Le Thin White Duke joue surtout le rôle de directeur musical, d’un genre plutôt spécial, très troublant même, puisqu’il ne donne pas la moindre indication à ses partenaires. Tout se joue à l’instinct et au regard, comme le raconte Laurent Thibault : « Je lui demandais sans arrêt si ce que nous jouions lui convenait. Il ne me répondait pas et il se contentait de me regarder fixement, sans un mot. C’est là que j’ai compris qu’il ne répondrait jamais. » Par exemple, quand Bowie jouait du piano Baldwin branché sur un ampli Marshall, Michel était obligé de se lever de sa batterie pour voir ce qu’il faisait, puisqu’il ne disait jamais rien… « De mon côté, j’enregistrais tout. David écoutait ensuite la bande, et dès que le résultat lui plaisait, nous passions au morceau suivant. Au bout d’un moment, nous ne lui avons même plus posé de questions… » Bowie brise quelquefois le silence avec les fatidiques : « Next !« , »Repetition ! » (avec un accent français !), « Record ! » et les titres de s’accumuler dans la nuit, d’abord des bribes instrumentales, et quelques parties de chant, enregistrées le jour. Sans jouer la moindre note, Edgar Froese de Tangerine Dream passe en coup de vent avant de disparaître au matin de sa première nuit, par manque d’affinités avec David, qui n’aime vraiment pas perdre son temps quand on ne le suit pas dans son projet… Les sessions se poursuivent jusqu’à la fin du mois de juillet, lorsque George Murray et Dennis Davis sont invités pour refaire la basse et la batterie sur certaines chansons, notamment Sister Midnight et Mass Production. Pour la petite histoire, Laurent Thibault assure ne plus retrouver les fameuses cassettes, sur lesquelles il transféra l’intégralité des enregistrements, y compris ceux de Low… Des trésors se baladent dans la nature, les amis…

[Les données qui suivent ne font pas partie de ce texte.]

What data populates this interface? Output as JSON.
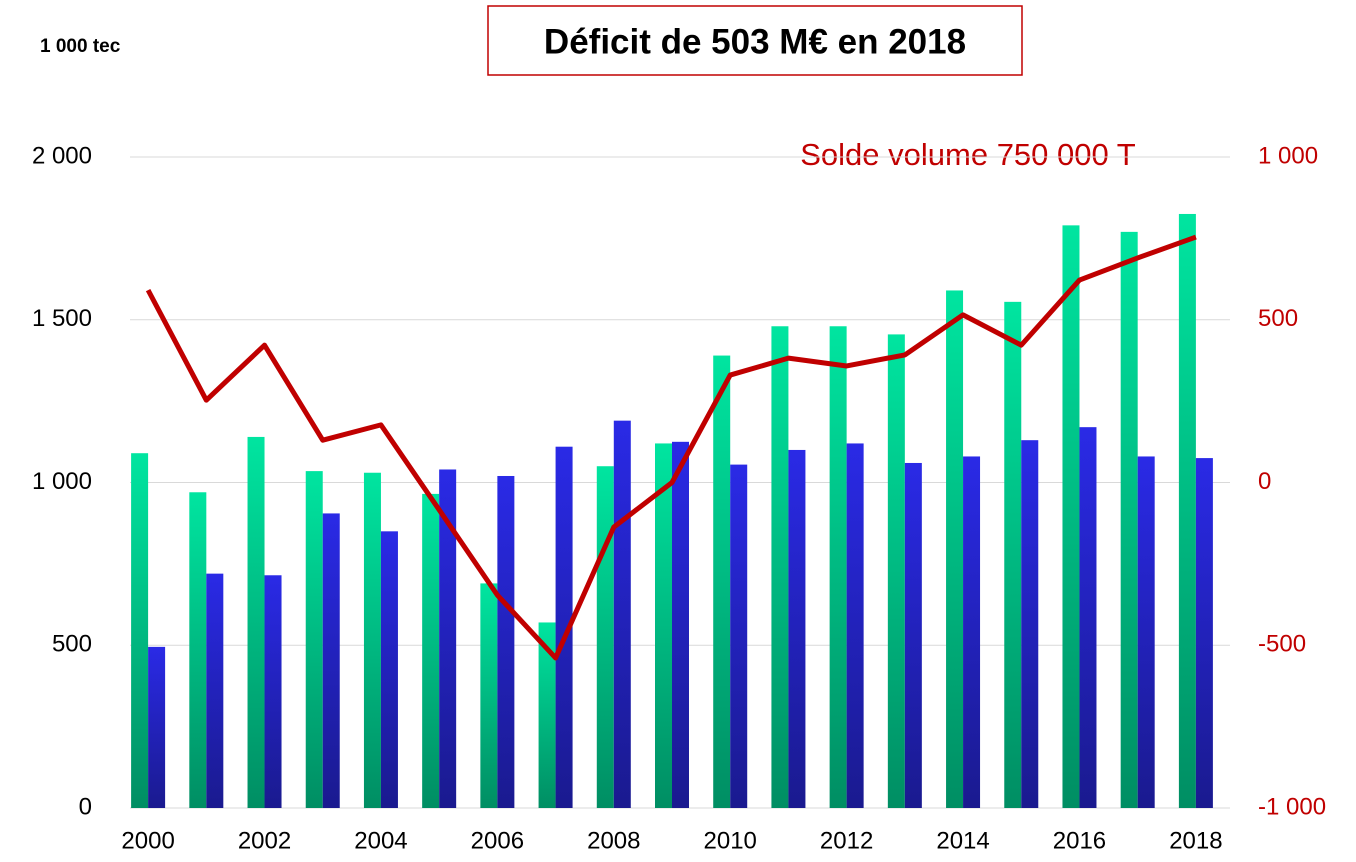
{
  "chart_data": {
    "type": "bar",
    "title": "Déficit de 503 M€ en 2018",
    "y_unit_label": "1 000 tec",
    "annotation": "Solde volume 750 000 T",
    "categories": [
      "2000",
      null,
      "2002",
      null,
      "2004",
      null,
      "2006",
      null,
      "2008",
      null,
      "2010",
      null,
      "2012",
      null,
      "2014",
      null,
      "2016",
      null,
      "2018"
    ],
    "series": [
      {
        "type": "bar",
        "color": "#00e5a0",
        "values": [
          1090,
          970,
          1140,
          1035,
          1030,
          965,
          690,
          570,
          1050,
          1120,
          1390,
          1480,
          1480,
          1455,
          1590,
          1555,
          1790,
          1770,
          1825
        ]
      },
      {
        "type": "bar",
        "color": "#2a2ae6",
        "values": [
          495,
          720,
          715,
          905,
          850,
          1040,
          1020,
          1110,
          1190,
          1125,
          1055,
          1100,
          1120,
          1060,
          1080,
          1130,
          1170,
          1080,
          1075
        ]
      },
      {
        "type": "line",
        "axis": "y2",
        "color": "#c00000",
        "values": [
          591,
          253,
          422,
          130,
          177,
          -84,
          -346,
          -539,
          -137,
          0,
          330,
          382,
          358,
          392,
          515,
          422,
          622,
          690,
          754
        ]
      }
    ],
    "ylim": [
      0,
      2000
    ],
    "yticks": [
      0,
      500,
      {
        "value": 1000,
        "label": "1 000"
      },
      {
        "value": 1500,
        "label": "1 500"
      },
      {
        "value": 2000,
        "label": "2 000"
      }
    ],
    "y2lim": [
      -1000,
      1000
    ],
    "y2ticks": [
      {
        "value": -1000,
        "label": "-1 000"
      },
      -500,
      0,
      500,
      {
        "value": 1000,
        "label": "1 000"
      }
    ],
    "y2_color": "#c00000",
    "grid": true
  }
}
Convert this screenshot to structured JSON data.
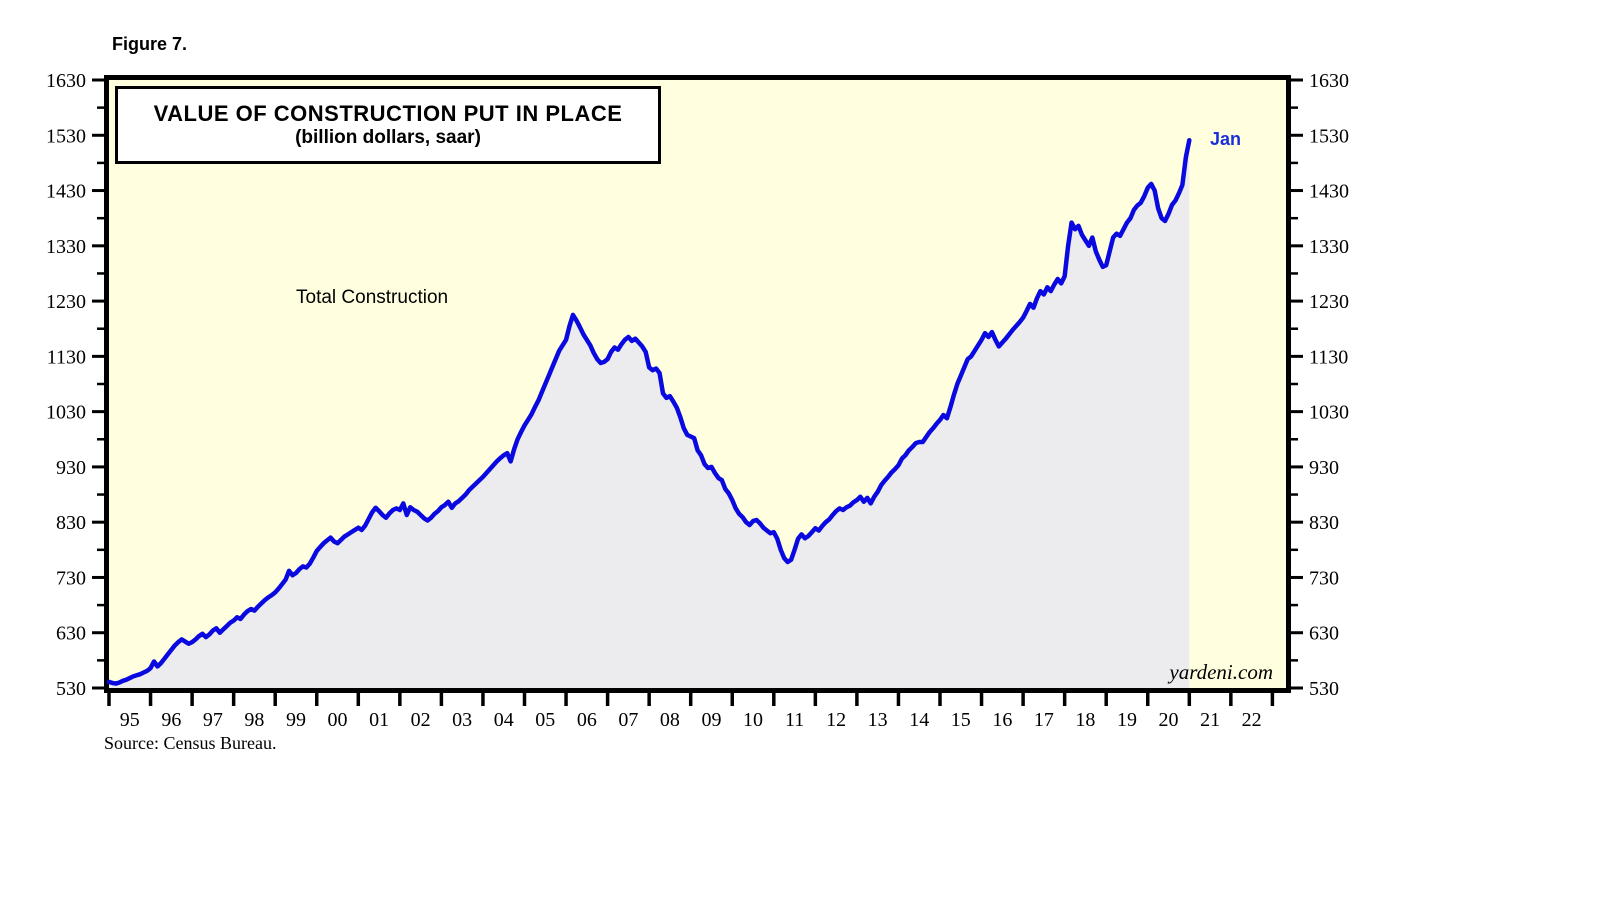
{
  "figure": {
    "label": "Figure 7."
  },
  "chart": {
    "title_line1": "VALUE OF CONSTRUCTION PUT IN PLACE",
    "title_line2": "(billion dollars, saar)",
    "series_label": "Total Construction",
    "end_label": "Jan",
    "watermark": "yardeni.com"
  },
  "source": {
    "text": "Source: Census Bureau."
  },
  "chart_data": {
    "type": "area",
    "title": "VALUE OF CONSTRUCTION PUT IN PLACE",
    "subtitle": "(billion dollars, saar)",
    "series_name": "Total Construction",
    "unit": "billion dollars, saar",
    "frequency": "monthly",
    "start": "1995-01",
    "end": "2021-01",
    "ylim": [
      530,
      1630
    ],
    "y_ticks": [
      530,
      630,
      730,
      830,
      930,
      1030,
      1130,
      1230,
      1330,
      1430,
      1530,
      1630
    ],
    "x_year_labels": [
      "95",
      "96",
      "97",
      "98",
      "99",
      "00",
      "01",
      "02",
      "03",
      "04",
      "05",
      "06",
      "07",
      "08",
      "09",
      "10",
      "11",
      "12",
      "13",
      "14",
      "15",
      "16",
      "17",
      "18",
      "19",
      "20",
      "21",
      "22"
    ],
    "x_axis_year_range": [
      1995,
      2023
    ],
    "grid": false,
    "legend_position": "none",
    "annotation_last_point": {
      "label": "Jan",
      "date": "2021-01",
      "value": 1521
    },
    "line_color": "#0a0ae0",
    "fill_color": "#ececee",
    "plot_background_color": "#ffffe0",
    "values": [
      541,
      539,
      538,
      540,
      543,
      545,
      548,
      551,
      553,
      555,
      558,
      561,
      566,
      578,
      569,
      575,
      583,
      591,
      599,
      607,
      613,
      618,
      614,
      610,
      613,
      618,
      624,
      628,
      622,
      627,
      634,
      638,
      630,
      636,
      642,
      648,
      652,
      658,
      655,
      663,
      669,
      673,
      670,
      677,
      683,
      689,
      694,
      698,
      703,
      710,
      718,
      726,
      742,
      734,
      738,
      745,
      750,
      748,
      755,
      766,
      778,
      785,
      792,
      797,
      802,
      795,
      792,
      798,
      804,
      808,
      812,
      816,
      820,
      816,
      824,
      836,
      848,
      856,
      850,
      843,
      838,
      846,
      852,
      855,
      852,
      864,
      843,
      857,
      852,
      849,
      843,
      837,
      833,
      838,
      845,
      850,
      857,
      861,
      867,
      856,
      864,
      868,
      874,
      880,
      888,
      894,
      900,
      906,
      912,
      919,
      926,
      933,
      940,
      946,
      951,
      955,
      940,
      962,
      980,
      993,
      1005,
      1015,
      1025,
      1038,
      1050,
      1065,
      1080,
      1095,
      1110,
      1125,
      1140,
      1150,
      1160,
      1185,
      1205,
      1195,
      1183,
      1170,
      1160,
      1150,
      1136,
      1125,
      1118,
      1120,
      1125,
      1138,
      1146,
      1142,
      1152,
      1160,
      1165,
      1158,
      1162,
      1155,
      1148,
      1138,
      1110,
      1105,
      1108,
      1100,
      1063,
      1055,
      1058,
      1048,
      1037,
      1020,
      1000,
      988,
      985,
      982,
      960,
      951,
      935,
      928,
      930,
      919,
      910,
      906,
      890,
      882,
      870,
      855,
      845,
      839,
      830,
      825,
      832,
      834,
      828,
      820,
      815,
      810,
      812,
      800,
      780,
      765,
      758,
      762,
      780,
      800,
      808,
      801,
      805,
      812,
      819,
      815,
      823,
      830,
      835,
      843,
      850,
      855,
      852,
      857,
      860,
      866,
      870,
      876,
      867,
      874,
      864,
      876,
      885,
      897,
      905,
      912,
      920,
      926,
      933,
      945,
      951,
      960,
      966,
      973,
      975,
      975,
      984,
      993,
      1000,
      1008,
      1015,
      1024,
      1018,
      1038,
      1060,
      1080,
      1095,
      1110,
      1125,
      1130,
      1140,
      1150,
      1160,
      1172,
      1165,
      1174,
      1160,
      1148,
      1155,
      1162,
      1170,
      1178,
      1185,
      1192,
      1200,
      1212,
      1225,
      1218,
      1235,
      1248,
      1242,
      1255,
      1248,
      1260,
      1270,
      1262,
      1275,
      1330,
      1372,
      1360,
      1366,
      1350,
      1340,
      1330,
      1345,
      1320,
      1305,
      1292,
      1295,
      1320,
      1345,
      1352,
      1348,
      1360,
      1372,
      1380,
      1395,
      1403,
      1408,
      1420,
      1435,
      1442,
      1430,
      1398,
      1380,
      1375,
      1388,
      1404,
      1412,
      1425,
      1440,
      1490,
      1521
    ]
  }
}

Le groupe Bad Company ayant réservé le château pour le mois d’août, Bowie et Iggy partent à Munich avec Corinne Schwab, au studio Musicland de Georgio Moroder, plutôt que de s’installer chez celui de Konrad Plank, près de Cologne, où jouent Can et Neu!. Pour récupérer les bandes des sessions du château d’Hérouville, Bowie laisse un chèque de caution… en bois, car ses finances sont alors au plus mal, plombées par ses tracas judiciaires. Laurent Thibault est aussi du voyage, alors qu’il se préparait à enregistrer Alertez les bébés ! de Jacques Higelin. Une seconde période s’ouvre alors avec l’enregistrement d’overdubs lors des séances nocturnes encore une fois, comme une batterie sur Nightclubbing, selon Thibault, ainsi que les parties de synthétiseur ARP et de piano. Petit nouveau dans l’affaire, alors qu’il réside encore chez ses parents – « Il y a un certain M. Bowie au téléphone pour toi » dixit maman à deux heures du matin… tu parles d’un réveil – le jeune Phil Palmer débarque illico pour jouer de sa guitare Telecaster sur Dum Dum Boys et China Girl. Lors de séances vampiriques, Bowie ne donne au neveu de Ray Davies que des consignes allusives, pour poser son jeu dans des paysages sonores bizarres, comme sur Nightclubbing : « Tu marches sur Wardout Street… Joue la musique que tu entends par la porte des clubs devant lesquels tu passes. » Puis Iggy assure les dernières parties de chant, bouclant ainsi tout le matériel avant le mixage final à Berlin.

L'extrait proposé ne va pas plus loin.